Unfolding Cystic Fibrosis
Small genetic errors, called mutations, can lead to severe human diseases. Among caucasians, cystic fibrosis is the most prevalent, lethal genetic disease, afflicting at least 30,000 people in North America.
Dr. Gergely Lukacs believes that if we understood the disease better at the cellular and molecular level, we could design more efficient therapies. As Canada Research Chair in Molecular Cell Biology of Cystic Fibrosis and Other Conformational Diseases, he is exploring how mutations in the cystic fibrosis gene cause molecular, cellular and organ malfunctions.
Cystic fibrosis is caused by the mutation of a particular gene that helps create sweat, digestive juices, and mucus. Normally, this mutated gene creates a protein that anchors itself to to the outer membrane, or skin, of cells in the sweat glands, lungs, pancreas and other organs. That protein works like a channel, connecting the inner part of the cell to the surrounding fluid and allowing chloride to move into the cell. When the gene mutates, however, the chloride gets trapped outside the cell, where it begins to attract sodium, creating excess salt.
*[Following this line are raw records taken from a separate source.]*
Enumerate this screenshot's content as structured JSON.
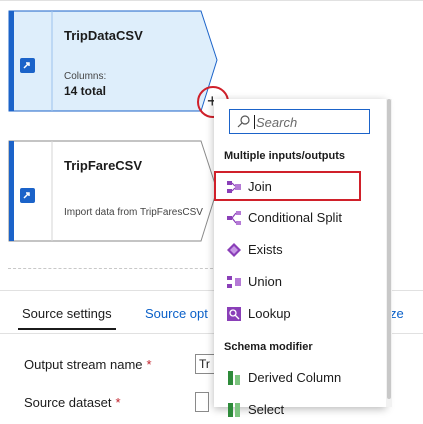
{
  "nodes": [
    {
      "title": "TripDataCSV",
      "sub_label": "Columns:",
      "value": "14 total",
      "selected": true
    },
    {
      "title": "TripFareCSV",
      "sub_label": "Import data from TripFaresCSV",
      "selected": false
    }
  ],
  "add_button": {
    "symbol": "+"
  },
  "menu": {
    "search_placeholder": "Search",
    "sections": [
      {
        "title": "Multiple inputs/outputs",
        "items": [
          {
            "label": "Join",
            "icon": "join-icon",
            "highlighted": true
          },
          {
            "label": "Conditional Split",
            "icon": "conditional-split-icon"
          },
          {
            "label": "Exists",
            "icon": "exists-icon"
          },
          {
            "label": "Union",
            "icon": "union-icon"
          },
          {
            "label": "Lookup",
            "icon": "lookup-icon"
          }
        ]
      },
      {
        "title": "Schema modifier",
        "items": [
          {
            "label": "Derived Column",
            "icon": "derived-column-icon"
          },
          {
            "label": "Select",
            "icon": "select-icon"
          }
        ]
      }
    ]
  },
  "panel": {
    "tabs": [
      "Source settings",
      "Source opt",
      "ze"
    ],
    "fields": [
      {
        "label": "Output stream name",
        "required": "*",
        "value": "Tr"
      },
      {
        "label": "Source dataset",
        "required": "*"
      }
    ]
  },
  "colors": {
    "selected_node_fill": "#deeefb",
    "node_accent": "#1b63c9",
    "highlight_red": "#d0202a",
    "link_blue": "#0a60c8",
    "icon_purple": "#8a3fb8"
  }
}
Lukacs’s research has shown that mutations keep this channel from being built, while a small molecular tag called "ubiquitin" appears to speed up the junking of material brought up to the cell surface through the channel. Lukacs uses innovative biochemical, biophysical and morphological approaches to work out exactly what these mutations do to a cell and to the channel.
His research will help us understand the complex molecular machine behind mutant degradation. Once we have a better understanding of how cystic fibrosis develops, we can develop better ways to test for, and perhaps even prevent, this as yet incurable disease.